WANG Ya-dong, GUO Yan, DING Yuan-yuan, ZHANG Xu, SHI Xiao-rong()   

  1. Shanxi Medical University, Taiyuan 030000, China (WANG Ya-dong);The First Hospital, Shanxi Medical University, Taiyuan 030000, China (GUO Yan, DING Yuan-yuan, ZHANG Xu, SHI Xiao-rong)
  • Received:2022-12-05 Published:2023-08-15 Online:2023-08-15
  • Contact: SHI Xiao-rong, E-mail: sxrglj123456888@163.com

Abstract:

Uterine inversion refers to the plunging of the uterine fundus into the uterine cavity and the protrusion of the endometrium towards the vagina, which is mostly seen in the third postpartum stage, while non-puerperal uterine inversion is rare in clinical practice. We report the diagnosis and treatment of an adolescent patient with non-puerperal uterine inversion. The patient had massive vaginal bleeding with vaginal drainage before surgery, and after symptomatic treatment such as correction of anemia and anti-infection, the patient improved the relevant examination to indicate uterine inversion or uterine malformation, which was confirmed to be uterine inversion during operation. We had performed uterine reset surgery first. Considering the possibility of uterine malignancy during the surgery, it was suggested to send it to frozen pathology to decide the scope of operation. The family refused and requested direct hysterectomy. Therefore, we performed laparoscopic subtotal hysterectomy+bilateral salpingectomy.
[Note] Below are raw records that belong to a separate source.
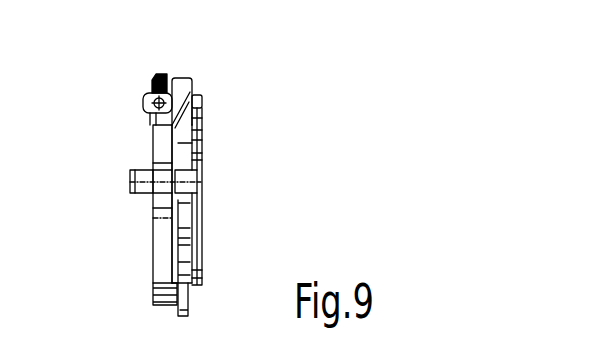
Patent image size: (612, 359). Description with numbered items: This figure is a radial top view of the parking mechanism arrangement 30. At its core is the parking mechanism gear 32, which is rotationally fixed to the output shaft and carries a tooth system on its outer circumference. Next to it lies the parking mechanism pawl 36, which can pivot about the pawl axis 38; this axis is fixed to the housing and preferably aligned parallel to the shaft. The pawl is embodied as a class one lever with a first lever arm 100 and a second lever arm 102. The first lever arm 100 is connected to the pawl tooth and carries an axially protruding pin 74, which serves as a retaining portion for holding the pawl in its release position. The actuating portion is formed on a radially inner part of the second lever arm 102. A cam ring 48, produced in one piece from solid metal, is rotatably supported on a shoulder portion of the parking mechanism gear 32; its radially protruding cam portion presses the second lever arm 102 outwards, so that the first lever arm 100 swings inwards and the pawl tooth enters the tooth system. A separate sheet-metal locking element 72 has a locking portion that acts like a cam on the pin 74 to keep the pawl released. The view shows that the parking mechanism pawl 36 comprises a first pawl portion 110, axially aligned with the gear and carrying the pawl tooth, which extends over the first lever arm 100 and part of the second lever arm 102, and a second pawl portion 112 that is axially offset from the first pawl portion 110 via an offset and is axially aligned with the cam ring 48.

The parking mechanism arrangement 30 is at (263, 117).
The second lever arm 102 is at (150, 127).
The second pawl portion 112 is at (182, 90).
The first pawl portion 110 is at (168, 150).
The pin 74 is at (197, 250).
The pawl axis 38 is at (141, 172).
The parking mechanism pawl 36 is at (153, 224).
The first lever arm 100 is at (165, 252).
The parking mechanism gear 32 is at (166, 305).
The locking element 72 is at (183, 316).
The cam ring 48 is at (195, 287).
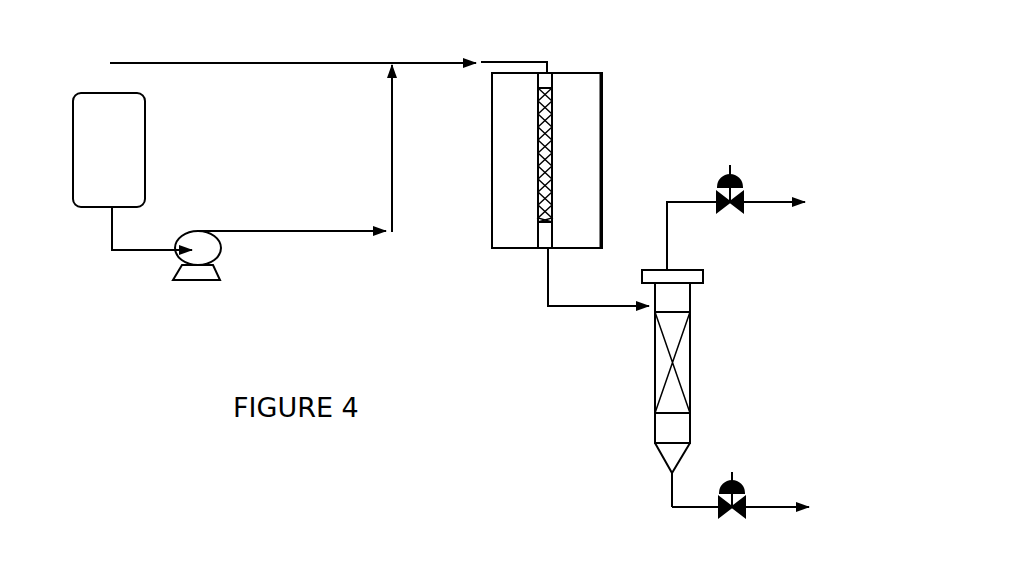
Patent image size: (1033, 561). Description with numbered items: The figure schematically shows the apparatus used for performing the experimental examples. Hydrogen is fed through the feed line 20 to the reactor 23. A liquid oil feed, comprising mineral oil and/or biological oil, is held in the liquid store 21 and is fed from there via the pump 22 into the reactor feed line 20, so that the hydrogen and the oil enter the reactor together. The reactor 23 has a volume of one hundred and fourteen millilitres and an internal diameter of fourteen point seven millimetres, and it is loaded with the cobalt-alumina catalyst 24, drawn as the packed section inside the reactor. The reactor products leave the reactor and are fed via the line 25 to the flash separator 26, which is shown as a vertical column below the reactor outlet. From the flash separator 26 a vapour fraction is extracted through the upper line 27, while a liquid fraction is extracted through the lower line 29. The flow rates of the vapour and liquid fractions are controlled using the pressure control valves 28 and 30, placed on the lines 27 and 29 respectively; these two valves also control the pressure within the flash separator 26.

The line 20 is at (312, 136).
The liquid store 21 is at (132, 171).
The pump 22 is at (230, 259).
The reactor 23 is at (604, 107).
The cobalt-alumina catalyst 24 is at (536, 148).
The line 25 is at (535, 292).
The flash separator 26 is at (694, 358).
The line 27 is at (683, 196).
The pressure control valve 28 is at (741, 171).
The line 29 is at (659, 487).
The pressure control valve 30 is at (738, 481).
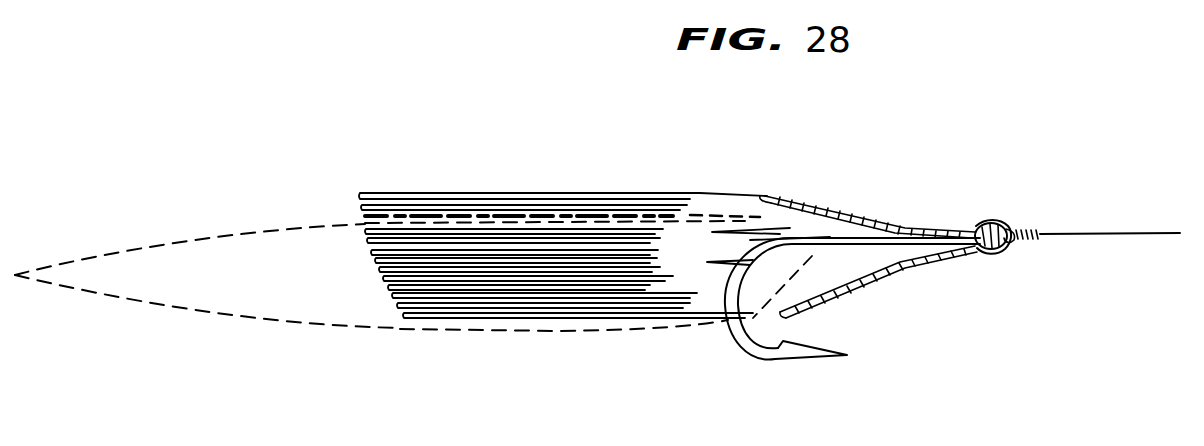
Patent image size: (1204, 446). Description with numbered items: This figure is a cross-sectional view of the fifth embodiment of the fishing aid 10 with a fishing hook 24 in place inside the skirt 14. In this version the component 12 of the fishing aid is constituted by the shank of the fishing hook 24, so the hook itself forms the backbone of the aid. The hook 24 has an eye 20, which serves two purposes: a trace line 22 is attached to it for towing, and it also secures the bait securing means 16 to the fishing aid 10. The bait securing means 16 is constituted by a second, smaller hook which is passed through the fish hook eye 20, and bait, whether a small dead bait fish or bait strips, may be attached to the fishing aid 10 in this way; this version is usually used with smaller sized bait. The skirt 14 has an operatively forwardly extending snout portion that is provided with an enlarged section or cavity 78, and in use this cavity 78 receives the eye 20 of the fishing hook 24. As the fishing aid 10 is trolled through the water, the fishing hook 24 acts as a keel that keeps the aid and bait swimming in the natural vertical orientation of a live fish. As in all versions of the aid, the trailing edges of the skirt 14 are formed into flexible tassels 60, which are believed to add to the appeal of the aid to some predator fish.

The fishing aid 10 is at (905, 284).
The component 12 is at (893, 236).
The skirt 14 is at (783, 313).
The bait securing means 16 is at (815, 255).
The eye 20 is at (1005, 224).
The trace line 22 is at (1127, 235).
The fishing hook 24 is at (740, 362).
The tassels 60 is at (540, 288).
The enlarged section or cavity 78 is at (986, 212).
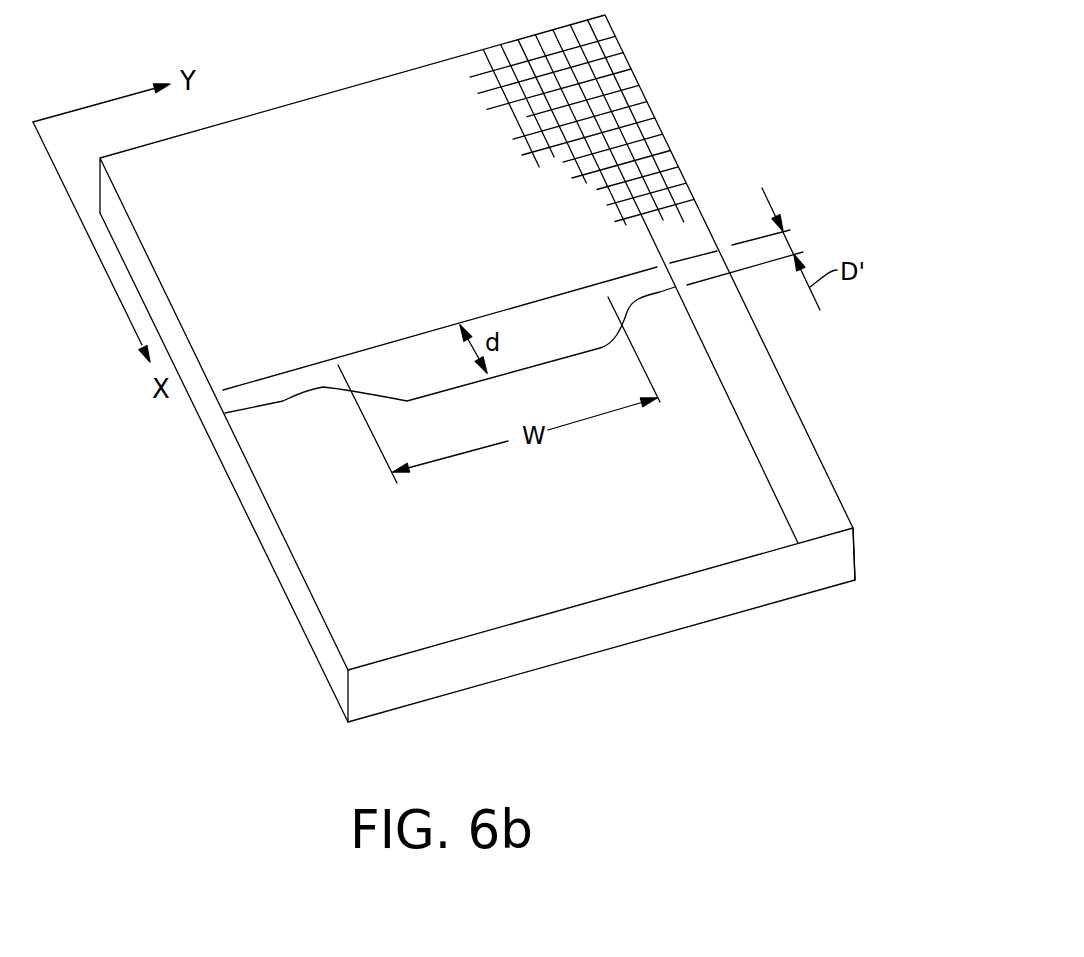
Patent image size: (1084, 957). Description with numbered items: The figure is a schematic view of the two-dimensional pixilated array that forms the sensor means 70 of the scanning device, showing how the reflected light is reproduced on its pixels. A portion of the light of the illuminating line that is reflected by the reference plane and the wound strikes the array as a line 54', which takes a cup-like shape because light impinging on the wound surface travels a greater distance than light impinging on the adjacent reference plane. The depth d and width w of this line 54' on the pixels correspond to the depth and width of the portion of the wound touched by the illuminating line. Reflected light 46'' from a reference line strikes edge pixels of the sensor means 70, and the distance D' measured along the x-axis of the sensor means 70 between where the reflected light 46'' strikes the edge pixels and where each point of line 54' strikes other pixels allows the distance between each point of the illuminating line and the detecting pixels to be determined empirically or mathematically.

The sensor means 70 is at (641, 83).
The reflected light 46'' is at (513, 286).
The line 54' is at (408, 404).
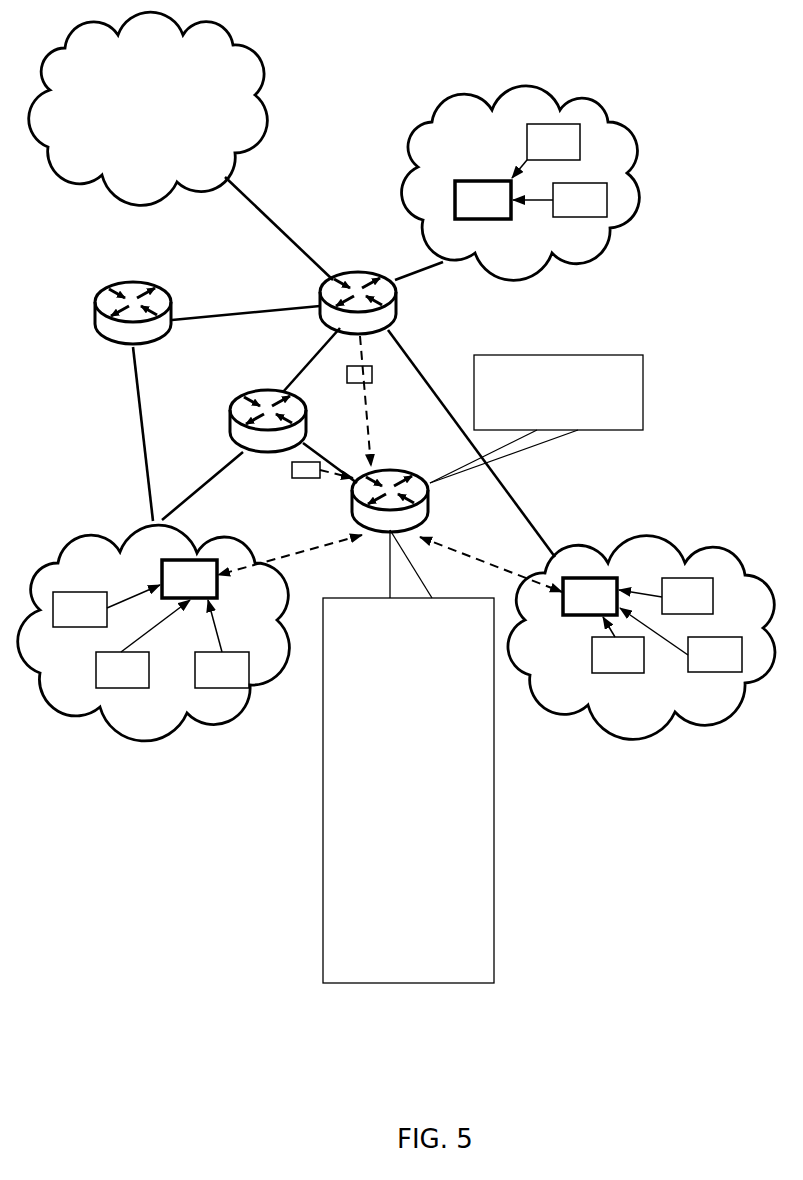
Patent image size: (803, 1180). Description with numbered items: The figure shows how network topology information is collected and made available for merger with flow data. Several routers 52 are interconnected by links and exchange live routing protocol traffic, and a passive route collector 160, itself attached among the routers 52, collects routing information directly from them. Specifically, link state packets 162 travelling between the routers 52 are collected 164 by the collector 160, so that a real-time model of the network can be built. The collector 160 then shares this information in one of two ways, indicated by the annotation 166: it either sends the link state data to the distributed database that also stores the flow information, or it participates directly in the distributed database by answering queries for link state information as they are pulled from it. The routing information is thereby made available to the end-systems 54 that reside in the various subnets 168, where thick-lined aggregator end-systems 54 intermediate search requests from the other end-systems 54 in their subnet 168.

The postoperative pathological examination confirmed malignant mesenchymal tumor of the uterus. By reviewing the relevant literature on non-puerperal uterine inversion in the past 30 years at home and abroad, we summarize the diagnostic and treatment experience, improve clinicians′ understanding of the disease, avoid misdiagnosis and guide the clinic.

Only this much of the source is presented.